Chinese may be coughing due to smog, but their living condition is still way better than the Japanese who are being poisoned by the 4000 time radiation leaking from Fukushima nuclear power plants that will last for another few thousand years. Mind you though Japanese air might seem clear but the toxin from the nuclear radiation is invisible deadly killer. Indeed pretty soon Japanese will be too weak to encroach on Diaoyu Islands due to nuclear radiation poisoning.

Chinese smog is also way safer comparing to the Agent Orange spread on the Vietnam soil by the ruthless American.

 

John Chan
March 8, 2013 at 11:52

@Jean-Paul,

China is the world leading patent holder in 3D printing as well as graphene production technologies, and China is using 3D printing technology to produce titanium aerospace parts; while France is nowhere to be seen. French is so passé.

Jean-Paul
March 8, 2013 at 00:38

@ Laura

 

Please save us from your lecturing, we don't need another Chinese apologist making excuses for bad, unsustainable economic and environmental policies. The west is making great strides towards a greener future, 3D printing technology is becoming more and more feasible everyday, green tech R&D is also largely driven by North America and Europe.

 

If China wants to play the role of manufacturer for the world, then it must also bear the responsibility of maintaining that role. They need to find cleaner ways of running those factories and they need to invest in proper energy infrastructure. A large amount of that smog in the cities are a result of individuals burning coal to heat their homes. If they can use alternative, cleaner sources for heating, the smog would be greatly reduced even having to touch the factories.

Dan
March 7, 2013 at 23:58

你说的对啊 You are right, unfortunately that argument allows China to rationalize its extravagance too, except it is PMI 400+ and nothing is gonna stop the race.

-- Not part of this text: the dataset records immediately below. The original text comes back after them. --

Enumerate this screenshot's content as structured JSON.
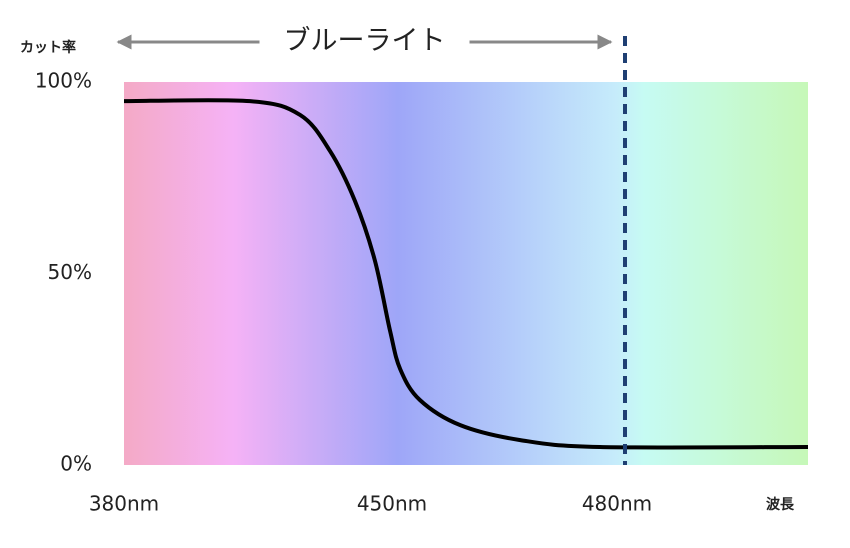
{
  "chart_data": {
    "type": "line",
    "y_label": "カット率",
    "x_label": "波長",
    "x": [
      380,
      412.9,
      426,
      433.8,
      440.3,
      445.5,
      449.5,
      451.1,
      453.7,
      459.1,
      467.1,
      477.7,
      505
    ],
    "values": [
      95,
      95,
      91.4,
      82,
      69,
      53.5,
      35,
      25,
      17,
      10.4,
      6.5,
      4.7,
      4.7
    ],
    "color": "#000000",
    "xlim": [
      380,
      505
    ],
    "xticks": [
      {
        "value": 380,
        "label": "380nm"
      },
      {
        "value": 450,
        "label": "450nm"
      },
      {
        "value": 480,
        "label": "480nm"
      }
    ],
    "ylim": [
      0,
      100
    ],
    "yticks": [
      {
        "value": 0,
        "label": "0%"
      },
      {
        "value": 50,
        "label": "50%"
      },
      {
        "value": 100,
        "label": "100%"
      }
    ],
    "vline": {
      "x": 480,
      "color": "#1f3f73"
    },
    "annotation": {
      "text": "ブルーライト",
      "x_range": [
        380,
        480
      ]
    }
  }
}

I am USA living in Shanghai. Not as bad as Beijing or smaller cities of only 12m but…. I grew up thinking LA was super polluted. Ha. 40 pmi vs 480 pmi, this is peoples health seriously, and yes Americans should wake up and stop the consumption binge but this in China is brutal very serious reality that will not change.

Be Way
March 7, 2013 at 13:53

You forgot to mention that the majority of population in Philippines together with India, has the most filthy and shabby slums that are not even fit for human dwelling.

tocharian
March 7, 2013 at 13:45

Perfect training ground to harden the lungs of Chinese astronauts going to Mars. After breathing all this stuff, they won't even need space suits on Mars. Breathing Martian air would be such a relief!

 

Whichwaydidhegogeorge?
March 7, 2013 at 11:18

Hmm the silence of the fiddy cent crew is deafening. I really feel for the citizens of China & their future generations. No one should have to breathe air like that & the societal health costs are enormous & will only get worse if stricter environmental laws are not immediately passed & rigorously enforced.

 

Tea partiers like Grover want to drown govt. in a bathtub but agencies like the EPA are true servants of the people & show *why* unregulated capitalism is just as bad as communism. Get rid of the EPA & we're back to rivers on fire & lead in the air.